Parue au Journal officiel du 6 janvier 2012, l'
ordonnance n° 2012-11 du 5 janvier 2012
(prise sur le fondement de l'article 25 de la loi n° 2010-788 du 12 juillet 2010), a pour objet de modifier les dispositions du Code de l'urbanisme relatives aux procédures d'élaboration, de modification et de révision des documents d'urbanisme afin de les clarifier et de les simplifier.
Elle concerne tout particulièrement :
- les schémas de cohérence territoriale (SCOT) ;
- les plans locaux d'urbanisme (PLU) et les cartes communales.
L’ordonnance prévoit quatre procédures principales d'évolution des SCOT et des PLU, à savoir : la révision, la mise en compatibilité, la modification et la modification simplifiée.
Elle a en outre pour objectifs de :
- faciliter l'évolution des PLU intercommunaux en cas de changement de périmètre de l'intercommunalité ;
- permettre le recours à une procédure de modification simplifiée pour les cartes communales (simple mise à disposition du public durant un mois) ;
- déterminer les conditions de mise en œuvre des majorations des possibilités de construire qui visent à favoriser la construction de logements sociaux ainsi que la réalisation de constructions écologiquement performantes.
Important
Cette ordonnance entrera en vigueur à une date déterminée par décret en Conseil d'État et au plus tard le 1er janvier 2013.
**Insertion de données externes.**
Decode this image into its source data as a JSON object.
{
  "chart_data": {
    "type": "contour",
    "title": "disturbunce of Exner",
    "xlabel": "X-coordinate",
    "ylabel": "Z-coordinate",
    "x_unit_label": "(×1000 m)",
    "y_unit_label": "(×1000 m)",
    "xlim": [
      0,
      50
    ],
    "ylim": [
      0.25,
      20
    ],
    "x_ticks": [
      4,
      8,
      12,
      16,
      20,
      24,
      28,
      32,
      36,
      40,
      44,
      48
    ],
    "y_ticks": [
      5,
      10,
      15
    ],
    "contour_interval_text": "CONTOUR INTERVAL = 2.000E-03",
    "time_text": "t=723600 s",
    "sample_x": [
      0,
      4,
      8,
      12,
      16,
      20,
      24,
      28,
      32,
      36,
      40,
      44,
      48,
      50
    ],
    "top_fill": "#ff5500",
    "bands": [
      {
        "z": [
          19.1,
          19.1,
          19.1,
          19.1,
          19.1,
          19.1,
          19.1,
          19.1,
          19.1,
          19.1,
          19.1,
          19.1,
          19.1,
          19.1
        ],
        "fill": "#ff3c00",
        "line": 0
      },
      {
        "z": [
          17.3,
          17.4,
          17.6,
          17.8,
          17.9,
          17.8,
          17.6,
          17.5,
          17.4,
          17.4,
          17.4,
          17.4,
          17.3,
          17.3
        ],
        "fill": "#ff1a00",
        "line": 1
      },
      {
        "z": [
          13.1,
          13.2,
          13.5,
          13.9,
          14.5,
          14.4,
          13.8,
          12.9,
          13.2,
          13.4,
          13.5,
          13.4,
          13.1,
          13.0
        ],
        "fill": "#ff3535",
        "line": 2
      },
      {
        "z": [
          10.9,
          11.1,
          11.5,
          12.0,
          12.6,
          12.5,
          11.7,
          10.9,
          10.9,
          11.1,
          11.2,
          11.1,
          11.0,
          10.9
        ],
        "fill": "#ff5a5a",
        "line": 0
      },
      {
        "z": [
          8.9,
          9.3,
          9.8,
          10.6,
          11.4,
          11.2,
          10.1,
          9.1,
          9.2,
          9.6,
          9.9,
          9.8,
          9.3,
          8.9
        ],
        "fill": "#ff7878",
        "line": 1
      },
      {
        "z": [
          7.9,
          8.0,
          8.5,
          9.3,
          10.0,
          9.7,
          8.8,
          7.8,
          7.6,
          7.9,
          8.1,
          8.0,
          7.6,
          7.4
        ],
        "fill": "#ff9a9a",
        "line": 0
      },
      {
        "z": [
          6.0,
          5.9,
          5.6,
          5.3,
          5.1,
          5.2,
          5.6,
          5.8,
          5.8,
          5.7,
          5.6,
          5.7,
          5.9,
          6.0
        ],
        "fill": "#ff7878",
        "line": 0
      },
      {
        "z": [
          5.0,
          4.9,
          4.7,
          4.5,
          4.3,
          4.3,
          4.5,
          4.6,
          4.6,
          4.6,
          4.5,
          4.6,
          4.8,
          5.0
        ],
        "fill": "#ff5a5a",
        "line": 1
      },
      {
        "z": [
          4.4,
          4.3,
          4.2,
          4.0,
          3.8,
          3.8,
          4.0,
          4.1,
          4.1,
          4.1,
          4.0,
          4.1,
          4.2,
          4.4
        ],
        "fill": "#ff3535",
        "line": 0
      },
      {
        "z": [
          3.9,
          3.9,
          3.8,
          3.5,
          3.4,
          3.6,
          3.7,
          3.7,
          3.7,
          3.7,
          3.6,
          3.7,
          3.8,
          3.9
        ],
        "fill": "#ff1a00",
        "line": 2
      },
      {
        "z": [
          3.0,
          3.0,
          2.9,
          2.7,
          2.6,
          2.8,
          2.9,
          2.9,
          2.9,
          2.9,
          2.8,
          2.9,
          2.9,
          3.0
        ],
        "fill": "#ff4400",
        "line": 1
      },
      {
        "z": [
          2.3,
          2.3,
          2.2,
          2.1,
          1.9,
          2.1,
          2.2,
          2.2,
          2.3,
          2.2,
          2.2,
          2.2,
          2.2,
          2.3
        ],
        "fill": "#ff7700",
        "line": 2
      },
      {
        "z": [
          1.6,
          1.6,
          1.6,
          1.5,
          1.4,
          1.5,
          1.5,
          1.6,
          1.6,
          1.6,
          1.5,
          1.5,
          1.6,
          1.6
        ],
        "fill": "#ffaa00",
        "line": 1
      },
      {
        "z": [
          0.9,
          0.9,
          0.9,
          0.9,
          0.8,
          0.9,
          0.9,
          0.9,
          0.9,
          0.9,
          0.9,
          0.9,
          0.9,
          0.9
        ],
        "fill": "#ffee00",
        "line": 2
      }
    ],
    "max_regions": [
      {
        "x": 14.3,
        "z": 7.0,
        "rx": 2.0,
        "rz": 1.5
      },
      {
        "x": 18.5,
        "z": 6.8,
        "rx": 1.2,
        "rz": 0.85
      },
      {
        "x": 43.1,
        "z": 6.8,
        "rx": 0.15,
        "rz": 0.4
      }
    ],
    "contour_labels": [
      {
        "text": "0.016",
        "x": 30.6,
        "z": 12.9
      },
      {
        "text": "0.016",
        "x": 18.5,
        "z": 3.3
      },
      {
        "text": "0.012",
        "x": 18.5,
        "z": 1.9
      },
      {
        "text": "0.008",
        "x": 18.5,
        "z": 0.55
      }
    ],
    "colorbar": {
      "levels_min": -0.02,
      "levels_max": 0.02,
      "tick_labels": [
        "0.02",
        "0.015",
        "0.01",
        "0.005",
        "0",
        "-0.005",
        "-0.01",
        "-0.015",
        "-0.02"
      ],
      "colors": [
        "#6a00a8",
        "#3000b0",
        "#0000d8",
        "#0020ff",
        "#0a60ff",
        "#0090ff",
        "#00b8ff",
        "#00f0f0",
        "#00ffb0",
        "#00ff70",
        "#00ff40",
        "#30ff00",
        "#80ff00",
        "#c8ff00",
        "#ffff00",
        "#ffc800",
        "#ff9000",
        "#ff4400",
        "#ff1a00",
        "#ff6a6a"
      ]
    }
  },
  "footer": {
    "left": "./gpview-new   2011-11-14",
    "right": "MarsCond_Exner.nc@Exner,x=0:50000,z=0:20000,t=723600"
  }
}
Toutefois, il faut noter que les dispositions antérieures à son entrée en vigueur demeurent applicables :
- aux procédures d'élaboration et de révision des SCOT et des PLU prescrites à cette même date ;
- aux procédures de modification des SCOT et des PLU, lorsque le projet de modification a été notifié aux personnes publiques associées à la date d'entrée en vigueur de l'ordonnance.
A noter
Les dispositions des 1° et 2° du VI de l'article 3 de l'ordonnance, relatives à la nouvelle rédaction de l’article L. 123-10, s'appliquent d’ores et déjà à ces procédures.
Le schéma de cohérence territoriale peut devenir caduc si certaines formalités ne sont pas respectées.
Ainsi l’établissement public est-il tenu de procéder à une analyse des résultats de l’application du schéma en matière d’environnement, de transports et de déplacements, de maîtrise de la consommation d’espace et d’implantation commerciale au plus tard à l’expiration d’un délai de 6 ans à compter de :
- la délibération portant approbation du SCOT ;
- la dernière délibération portant révision complète de ce schéma ;
- la délibération ayant décidé son maintien en vigueur.
Le délai initial de 10 ans a donc été ramené par la loi du 12 juillet 2010 à 6 ans. Une réponse ministérielle est venue préciser les échéances à prendre en compte : ce délai de 6 ans ne commence à courir qu’à compter du 13 janvier 2011. Cependant, pour les SCOT approuvés :
- avant le 13 janvier 2011, le délai de 10 ans est maintenu sauf si son application conduit l’établissement public à délibérer après le 13 janvier 2017 (cas des SCOT adoptés après le 12 janvier 2008) ;
- depuis le 13 janvier 2011, la révision devra intervenir dans le délai de 6 ans.
En complément de cette analyse qui sera communiquée au public et à l’autorité administrative compétente en matière d’environnement, l’établissement public devra délibérer sur le maintien en vigueur ou sur la révision partielle ou complète du SCOT.